John Tague will retire Jan. 2 as part of a realignment that includes the departure of Hertz’s three longest-serving directors, and Kathryn Marinello — most recently a senior adviser to Ares Capital Management — will take over the next day, Hertz said in a statement Tuesday. Hertz, which has lost more than half its value this year, slipped 3.4 percent at 9:56 a.m. Wednesday after surging Tuesday on speculation Icahn was taking it private.
“Shareholders have been very frustrated and vocal about the disappointing performance this year and a change at the top” should help reset the company, Christopher Agnew, an analyst at MKM Partners LLC, wrote in a note today. The largest publicly held U.S. rental-car company missed analysts’ earnings estimates in all but two quarters since 2013.
Icahn, who more than doubled his stake in Hertz to 35 percent last month after a wide earnings miss drove the shares down, said he backs the choice. With Marinello, Hertz gains a new boss who has been a CEO before and serves on several boards, including those of General Motors Co. and truckmaker Volvo AB. She served as the CEO at two companies — Stream Global Services Inc. and Ceridian Corp. — between 2006 and 2014 after running GE Capital’s Consumer Financial Services business.
“I am excited about Hertz and its prospects with Kathy at the helm,” Icahn said in the statement. “She was extremely well-regarded at GE and successfully turned around Ceridian and Stream.”
Tague will get a severance payment of $3.68 million and no bonus for 2016 or 2017, Hertz said in a regulatory filing yesterday.

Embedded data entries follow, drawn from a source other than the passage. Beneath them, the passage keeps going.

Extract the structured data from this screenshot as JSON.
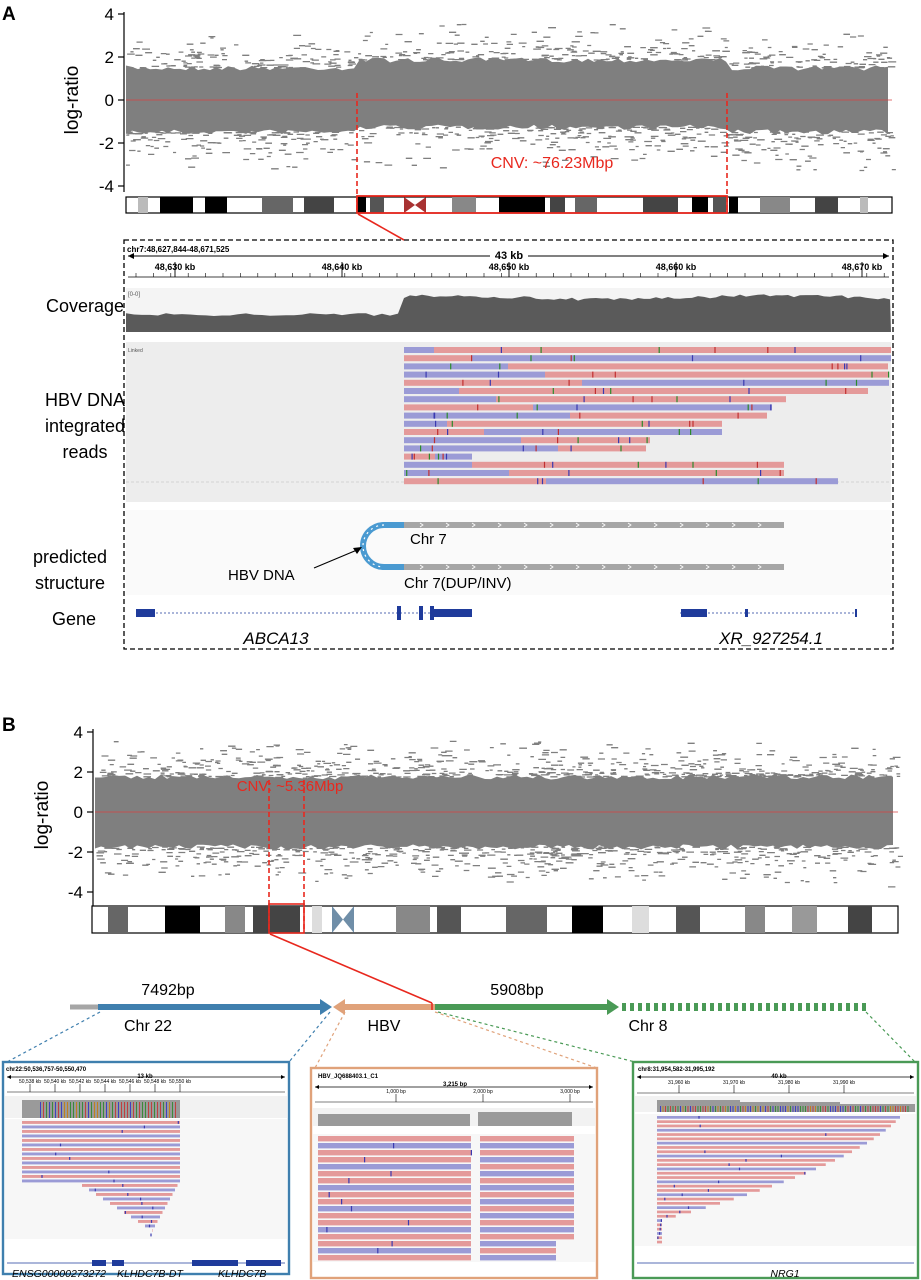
{
  "panel_a": {
    "letter": "A",
    "ylabel": "log-ratio",
    "yticks": [
      "4",
      "2",
      "0",
      "-2",
      "-4"
    ],
    "cnv_label": "CNV: ~76.23Mbp",
    "igv": {
      "locus": "chr7:48,627,844-48,671,525",
      "span": "43 kb",
      "ticks": [
        "48,630 kb",
        "48,640 kb",
        "48,650 kb",
        "48,660 kb",
        "48,670 kb"
      ],
      "coverage_range": "[0-0]",
      "reads_tag": "Linked"
    },
    "row_labels": {
      "coverage": "Coverage",
      "reads": [
        "HBV DNA",
        "integrated",
        "reads"
      ],
      "structure": [
        "predicted",
        "structure"
      ],
      "gene": "Gene"
    },
    "structure": {
      "top_label": "Chr 7",
      "bottom_label": "Chr 7(DUP/INV)",
      "hbv_label": "HBV DNA"
    },
    "genes": [
      "ABCA13",
      "XR_927254.1"
    ]
  },
  "panel_b": {
    "letter": "B",
    "ylabel": "log-ratio",
    "yticks": [
      "4",
      "2",
      "0",
      "-2",
      "-4"
    ],
    "cnv_label": "CNV: ~5.36Mbp",
    "junction": {
      "left_len": "7492bp",
      "right_len": "5908bp",
      "chr_left": "Chr 22",
      "hbv": "HBV",
      "chr_right": "Chr 8"
    },
    "insets": [
      {
        "locus": "chr22:50,536,757-50,550,470",
        "span": "13 kb",
        "ticks": [
          "50,538 kb",
          "50,540 kb",
          "50,542 kb",
          "50,544 kb",
          "50,546 kb",
          "50,548 kb",
          "50,550 kb"
        ],
        "genes": [
          "ENSG00000273272",
          "KLHDC7B-DT",
          "KLHDC7B"
        ]
      },
      {
        "locus": "HBV_JQ688403.1_C1",
        "span": "3,215 bp",
        "ticks": [
          "1,000 bp",
          "2,000 bp",
          "3,000 bp"
        ],
        "genes": []
      },
      {
        "locus": "chr8:31,954,582-31,995,192",
        "span": "40 kb",
        "ticks": [
          "31,960 kb",
          "31,970 kb",
          "31,980 kb",
          "31,990 kb"
        ],
        "genes": [
          "NRG1"
        ]
      }
    ]
  },
  "colors": {
    "scatter": "#7f7f7f",
    "cnv_red": "#e8281e",
    "read_pink": "#e49a9a",
    "read_blue": "#9b9bd6",
    "gene_blue": "#1f3b9b",
    "chr22_blue": "#3f7fae",
    "hbv_orange": "#e0a27a",
    "chr8_green": "#4a9a56",
    "hbv_arc": "#4a9ad1"
  }
}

Marinello will have an annual base salary of $1.45 million.
Tague, a former airline executive, took over in 2014 after former CEO Mark Frissora stepped down in the wake of accounting problems at the company and shortly after Icahn took a large stake. Tague was chosen over rental industry veteran Scott Thompson, who ran Dollar Thrifty before it was bought by Hertz. Several years of financial reports were restated.

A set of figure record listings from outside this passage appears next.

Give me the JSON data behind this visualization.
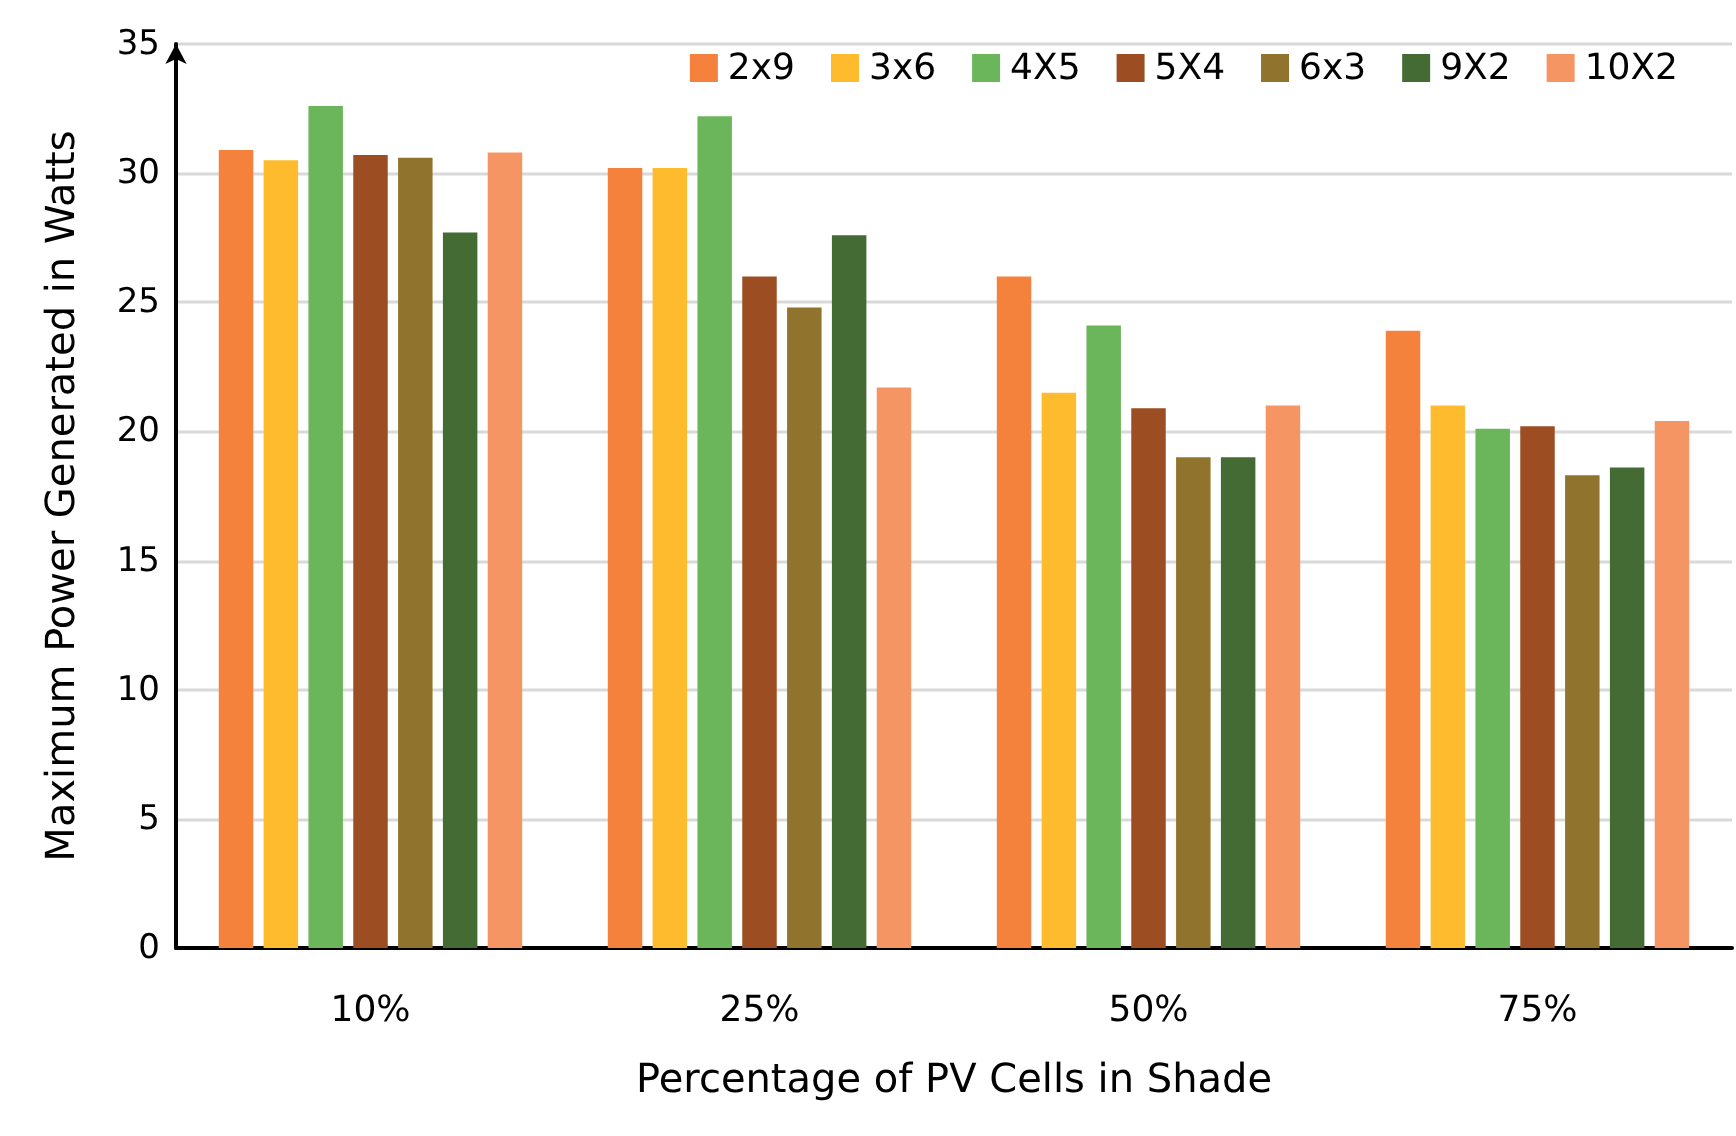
{
  "chart_data": {
    "type": "bar",
    "xlabel": "Percentage of PV Cells in Shade",
    "ylabel": "Maximum Power Generated in Watts",
    "categories": [
      "10%",
      "25%",
      "50%",
      "75%"
    ],
    "series": [
      {
        "name": "2x9",
        "color": "#f4813c",
        "values": [
          30.9,
          30.2,
          26.0,
          23.9
        ]
      },
      {
        "name": "3x6",
        "color": "#fdbb2d",
        "values": [
          30.5,
          30.2,
          21.5,
          21.0
        ]
      },
      {
        "name": "4X5",
        "color": "#6bb55a",
        "values": [
          32.6,
          32.2,
          24.1,
          20.1
        ]
      },
      {
        "name": "5X4",
        "color": "#9c4e22",
        "values": [
          30.7,
          26.0,
          20.9,
          20.2
        ]
      },
      {
        "name": "6x3",
        "color": "#90742d",
        "values": [
          30.6,
          24.8,
          19.0,
          18.3
        ]
      },
      {
        "name": "9X2",
        "color": "#456b35",
        "values": [
          27.7,
          27.6,
          19.0,
          18.6
        ]
      },
      {
        "name": "10X2",
        "color": "#f59563",
        "values": [
          30.8,
          21.7,
          21.0,
          20.4
        ]
      }
    ],
    "ylim": [
      0,
      35
    ],
    "yticks": [
      0,
      5,
      10,
      15,
      20,
      25,
      30,
      35
    ],
    "grid": "y",
    "legend": "top right"
  }
}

The company’s latest earnings miss happened because used-car prices were falling, revenue was slumping and fixing the operations was proving difficult, Tague said at the time. “I underestimated the depth and the breadth and the complexity of the transformation we are now undertaking at this company,” he said on a conference call. “We are behind schedule and we are challenged earlier than we thought.”
Hertz lost market share as the company tried to increase prices, said Maryann Keller, an independent auto consultant and former board member of Dollar Thrifty Automotive Group, which sold to Hertz in 2012.

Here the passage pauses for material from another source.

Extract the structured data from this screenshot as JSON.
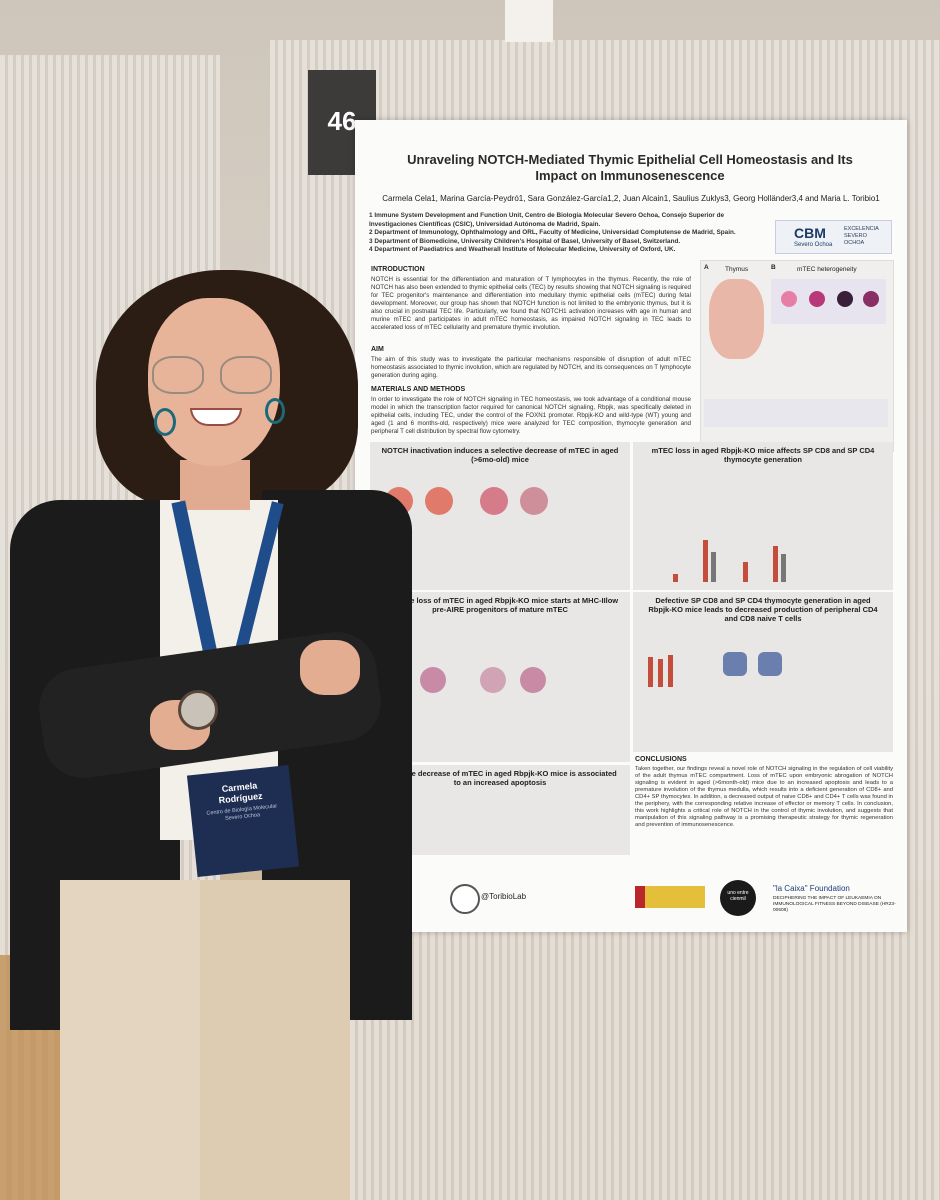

“He made the assumption that the rental business is an oligopoly,” Keller said. “He thought they could raise prices and charge fees like the airlines. It’s a competitive business.”
Hertz also said three directors have chosen to leave the board: Nonexecutive Chairman Linda Fayne Levinson, Carl Berquist and Michael Durham will depart Jan. 2. Henry Keizer was elected to replace Fayne Levinson as nonexecutive chairman. After the departures, Hertz will have only seven directors.